Les yeux bleu-gris, décrits comme « magnétiques » ou « intenses », se sont éteints, mangés par d’énormes poches, au milieu d’un visage ridé, au teint terreux. Il a besoin de lunettes pour lire, alors même que tout document qui lui est destiné est tapé en caractères trois fois plus gros que la normale. La lumière le blesse, ses dents sont gâtées, son haleine épouvantable, son sommeil désastreux. Son système digestif est perturbé au point qu’il est incapable de contenir ses flatulences, une source constante d’humiliation. Il souffre d’hypertension et de sclérose coronarienne. La charge de travail écrasante, l’absence d’exercice, les bunkers insalubres où il s’est cloîtré quatre années durant et, surtout, les défaites qui se sont enchaînées à partir de l’automne 1942 n’ont pas amélioré le tableau clinique. Staline lui-même, pourtant porté par les ailes de la victoire, sortira épuisé et malade de la grande épreuve.

A-t-il été, comme on le lit souvent, empoisonné par les médications parfois farfelues de son médecin personnel, Theodor Morell ? Les analystes les plus sérieux – les docteurs Schenck et Gibbels – rejettent l’idée. Sur quatre-vingt-treize médicaments qu’il a prescrits, « seuls quarante-sept peuvent être considérés comme sérieux». Morell a surtout injecté, par voie veineuse ou intramusculaire, des vitamines et des hormones. La question de l’accoutumance aux amphétamines, en revanche, n’est pas tranchée. Si Morell n’a administré ouvertement la fameuse Pervitine que pour peu de temps, il reste à déterminer quelles doses cachées il a pu injecter sous la dénomination Vitamultine.
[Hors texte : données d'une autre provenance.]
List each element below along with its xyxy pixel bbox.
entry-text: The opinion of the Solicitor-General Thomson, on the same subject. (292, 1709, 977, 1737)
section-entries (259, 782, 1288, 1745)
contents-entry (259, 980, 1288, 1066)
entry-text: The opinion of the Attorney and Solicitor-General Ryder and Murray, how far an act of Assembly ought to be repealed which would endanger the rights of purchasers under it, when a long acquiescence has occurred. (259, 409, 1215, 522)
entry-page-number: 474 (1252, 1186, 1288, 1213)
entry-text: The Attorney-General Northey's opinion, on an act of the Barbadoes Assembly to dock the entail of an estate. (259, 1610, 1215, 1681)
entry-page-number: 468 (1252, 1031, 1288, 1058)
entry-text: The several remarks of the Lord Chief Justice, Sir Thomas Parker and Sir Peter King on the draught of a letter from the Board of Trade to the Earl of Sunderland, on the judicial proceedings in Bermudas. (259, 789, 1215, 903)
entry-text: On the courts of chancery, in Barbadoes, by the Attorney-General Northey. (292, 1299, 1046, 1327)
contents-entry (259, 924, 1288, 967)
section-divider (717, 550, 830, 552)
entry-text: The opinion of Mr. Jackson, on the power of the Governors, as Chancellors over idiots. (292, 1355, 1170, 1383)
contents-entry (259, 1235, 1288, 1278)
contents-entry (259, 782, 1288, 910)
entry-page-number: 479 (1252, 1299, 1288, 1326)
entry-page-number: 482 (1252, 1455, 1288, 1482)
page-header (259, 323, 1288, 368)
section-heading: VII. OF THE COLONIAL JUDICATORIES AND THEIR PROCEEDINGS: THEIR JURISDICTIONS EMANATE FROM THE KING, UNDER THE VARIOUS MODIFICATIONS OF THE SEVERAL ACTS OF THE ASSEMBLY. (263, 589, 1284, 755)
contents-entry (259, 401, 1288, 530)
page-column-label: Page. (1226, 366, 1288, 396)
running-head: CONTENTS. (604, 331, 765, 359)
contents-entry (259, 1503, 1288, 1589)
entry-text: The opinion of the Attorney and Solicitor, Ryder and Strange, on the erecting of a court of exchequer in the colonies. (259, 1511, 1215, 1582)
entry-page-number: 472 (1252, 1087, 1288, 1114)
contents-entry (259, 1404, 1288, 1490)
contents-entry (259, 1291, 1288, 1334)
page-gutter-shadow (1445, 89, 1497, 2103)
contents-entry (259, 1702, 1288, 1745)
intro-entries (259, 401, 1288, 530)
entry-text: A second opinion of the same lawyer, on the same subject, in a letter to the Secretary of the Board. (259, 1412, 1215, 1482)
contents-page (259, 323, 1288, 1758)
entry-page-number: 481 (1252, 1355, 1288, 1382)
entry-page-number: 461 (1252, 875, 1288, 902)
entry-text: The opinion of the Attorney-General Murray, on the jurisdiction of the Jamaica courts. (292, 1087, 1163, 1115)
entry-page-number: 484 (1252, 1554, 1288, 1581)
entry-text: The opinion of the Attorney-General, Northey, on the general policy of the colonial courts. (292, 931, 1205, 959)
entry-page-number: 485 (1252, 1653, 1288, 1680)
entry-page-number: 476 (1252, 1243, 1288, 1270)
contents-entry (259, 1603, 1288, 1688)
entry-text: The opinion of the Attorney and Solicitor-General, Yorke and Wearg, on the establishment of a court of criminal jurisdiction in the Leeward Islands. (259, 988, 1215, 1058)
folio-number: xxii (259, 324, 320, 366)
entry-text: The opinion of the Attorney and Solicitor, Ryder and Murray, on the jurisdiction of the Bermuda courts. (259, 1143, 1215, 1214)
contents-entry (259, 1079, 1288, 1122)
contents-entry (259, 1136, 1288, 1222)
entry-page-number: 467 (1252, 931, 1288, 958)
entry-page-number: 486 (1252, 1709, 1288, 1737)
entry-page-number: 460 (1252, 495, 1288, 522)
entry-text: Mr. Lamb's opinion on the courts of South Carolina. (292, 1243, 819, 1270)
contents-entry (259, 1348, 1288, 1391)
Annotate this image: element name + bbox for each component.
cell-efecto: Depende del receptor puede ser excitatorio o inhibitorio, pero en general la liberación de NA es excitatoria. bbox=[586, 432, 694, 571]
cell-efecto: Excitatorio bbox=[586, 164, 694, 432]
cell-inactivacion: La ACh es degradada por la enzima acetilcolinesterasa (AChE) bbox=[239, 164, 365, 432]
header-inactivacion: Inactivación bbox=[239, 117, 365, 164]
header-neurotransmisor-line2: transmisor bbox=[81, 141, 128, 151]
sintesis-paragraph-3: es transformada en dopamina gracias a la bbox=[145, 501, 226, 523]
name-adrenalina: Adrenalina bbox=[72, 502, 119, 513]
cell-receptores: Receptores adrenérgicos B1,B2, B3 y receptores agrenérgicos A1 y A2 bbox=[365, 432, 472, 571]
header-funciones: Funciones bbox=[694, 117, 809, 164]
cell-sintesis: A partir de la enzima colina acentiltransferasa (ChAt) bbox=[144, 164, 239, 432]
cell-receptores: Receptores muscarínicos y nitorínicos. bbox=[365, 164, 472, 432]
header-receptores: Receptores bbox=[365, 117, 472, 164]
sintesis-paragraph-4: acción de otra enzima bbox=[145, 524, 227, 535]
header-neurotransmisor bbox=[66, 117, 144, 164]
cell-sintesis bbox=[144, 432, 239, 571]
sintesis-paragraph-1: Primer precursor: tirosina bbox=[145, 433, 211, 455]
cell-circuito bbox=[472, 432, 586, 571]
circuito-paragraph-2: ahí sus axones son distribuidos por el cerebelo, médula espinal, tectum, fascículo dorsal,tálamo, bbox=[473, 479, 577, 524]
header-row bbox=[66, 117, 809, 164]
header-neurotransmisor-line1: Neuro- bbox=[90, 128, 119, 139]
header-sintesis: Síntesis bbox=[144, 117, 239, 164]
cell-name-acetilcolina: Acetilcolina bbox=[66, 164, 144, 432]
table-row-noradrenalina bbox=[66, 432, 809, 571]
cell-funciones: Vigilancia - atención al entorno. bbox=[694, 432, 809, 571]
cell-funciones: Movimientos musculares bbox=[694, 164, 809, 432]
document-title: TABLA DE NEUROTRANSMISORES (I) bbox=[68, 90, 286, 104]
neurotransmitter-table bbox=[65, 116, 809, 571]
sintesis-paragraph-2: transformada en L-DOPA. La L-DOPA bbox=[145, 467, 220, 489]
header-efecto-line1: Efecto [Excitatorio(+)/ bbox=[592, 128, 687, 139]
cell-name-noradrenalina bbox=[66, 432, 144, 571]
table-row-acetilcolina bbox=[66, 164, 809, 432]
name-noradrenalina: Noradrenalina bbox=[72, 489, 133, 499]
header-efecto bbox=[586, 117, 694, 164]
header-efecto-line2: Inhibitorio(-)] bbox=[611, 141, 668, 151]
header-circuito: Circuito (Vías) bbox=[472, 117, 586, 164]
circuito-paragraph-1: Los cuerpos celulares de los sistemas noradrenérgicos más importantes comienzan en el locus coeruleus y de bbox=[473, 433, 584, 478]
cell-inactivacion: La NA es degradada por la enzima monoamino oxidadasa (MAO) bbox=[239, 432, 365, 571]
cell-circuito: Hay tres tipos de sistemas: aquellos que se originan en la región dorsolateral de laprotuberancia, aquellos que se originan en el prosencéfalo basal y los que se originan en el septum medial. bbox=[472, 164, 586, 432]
Mais tous ces maux, pour gênants qu’ils soient, cèdent le pas à la maladie de Parkinson. Qu’Hitler en soit atteint ne fait plus de doute. À l’époque, deux médecins seulement ont posé le bon diagnostic, le psychiatre Max de Crinis et le docteur Ernst Schenck ; Morell ne l’a reconnue qu’en avril 1945. Au début des années 1990, le docteur Ellen Gibbels, neurologue et psychiatre allemande de renom, a analysé quatre-vingt-dix films où apparaît Hitler et une trentaine de témoignages de personnes l’ayant fréquenté. Ses conclusions sont formelles : les premiers signes de parkinsonisme apparaissent en août 1941. Ils ne cessent ensuite de se multiplier et de s’aggraver. Les bras et les jambes, surtout à gauche, sont agités de tremblements rapides (quatre à six à la seconde) qui, à vouloir les contrôler, entraînent parfois la tête et tout le haut du corps dans une oscillation grotesque.